У Селюнина озорно блеснули глаза, с него сошла вялость:
- Вы помните слова Ленина о глиняном колоссе?
- Это в который ткни - и он рассыплется? - догадалась Настя, вспомнив этот часто мелькавший в марксисткой литературе эпизод из жизни молодого Ульянова.
- Вот именно! КПСС вскоре рассыплется, и эти осколки-обломки уже никто не сможет собрать-склеить. А её гигантское имущество будет национализировано...

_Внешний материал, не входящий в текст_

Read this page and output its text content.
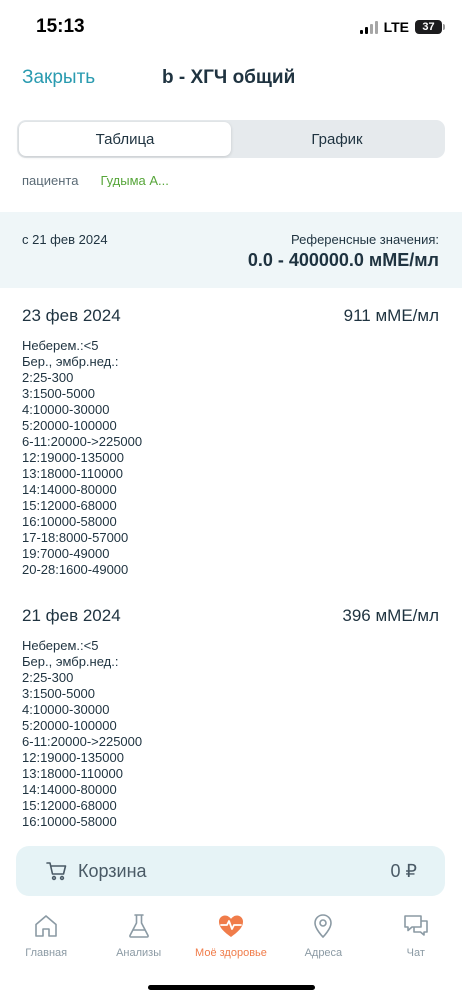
15:13	LTE	37
Закрыть	b - ХГЧ общий
Таблица	График
пациента Гудыма А...
с 21 фев 2024	Референсные значения:
0.0 - 400000.0 мМЕ/мл
23 фев 2024	911 мМЕ/мл
Неберем.:<5
Бер., эмбр.нед.:
2:25-300
3:1500-5000
4:10000-30000
5:20000-100000
6-11:20000->225000
12:19000-135000
13:18000-110000
14:14000-80000
15:12000-68000
16:10000-58000
17-18:8000-57000
19:7000-49000
20-28:1600-49000
21 фев 2024	396 мМЕ/мл
Неберем.:<5
Бер., эмбр.нед.:
2:25-300
3:1500-5000
4:10000-30000
5:20000-100000
6-11:20000->225000
12:19000-135000
13:18000-110000
14:14000-80000
15:12000-68000
16:10000-58000
Корзина	0 ₽
Главная	Анализы	Моё здоровье	Адреса	Чат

Селюнин незаметно для себя увлекся и стал развивать мысль о том, что зданиям райкомов и обкомов найдется лучшее применение, поликлиники, больницы и санатории 4-го управления станут общедоступными, ибо все привилегии они, демократы, ликвидируют, гигантские средства, накопленные КПСС, будут использованы для поднятия жизненного уровня народа и процветания государства.
- Вы романтик, Василий Трофимович, - вздохнула Настя.
- В чем вы сомневаетесь? - напористо спросил Селюнин. - В том, что КПСС изжила себя, что она терпит сокрушительное поражение?
Настя покачала головой:
- Нет, это мне ясно, вопрос только в сроках. Но я не верю в то, что будут ликвидированы привилегии, исчезнет номенклатура, злоупотребления властью и традиционный для России чиновничий бандитизм... Вы не обидитесь, Василий Трофимович, если я скажу более резко?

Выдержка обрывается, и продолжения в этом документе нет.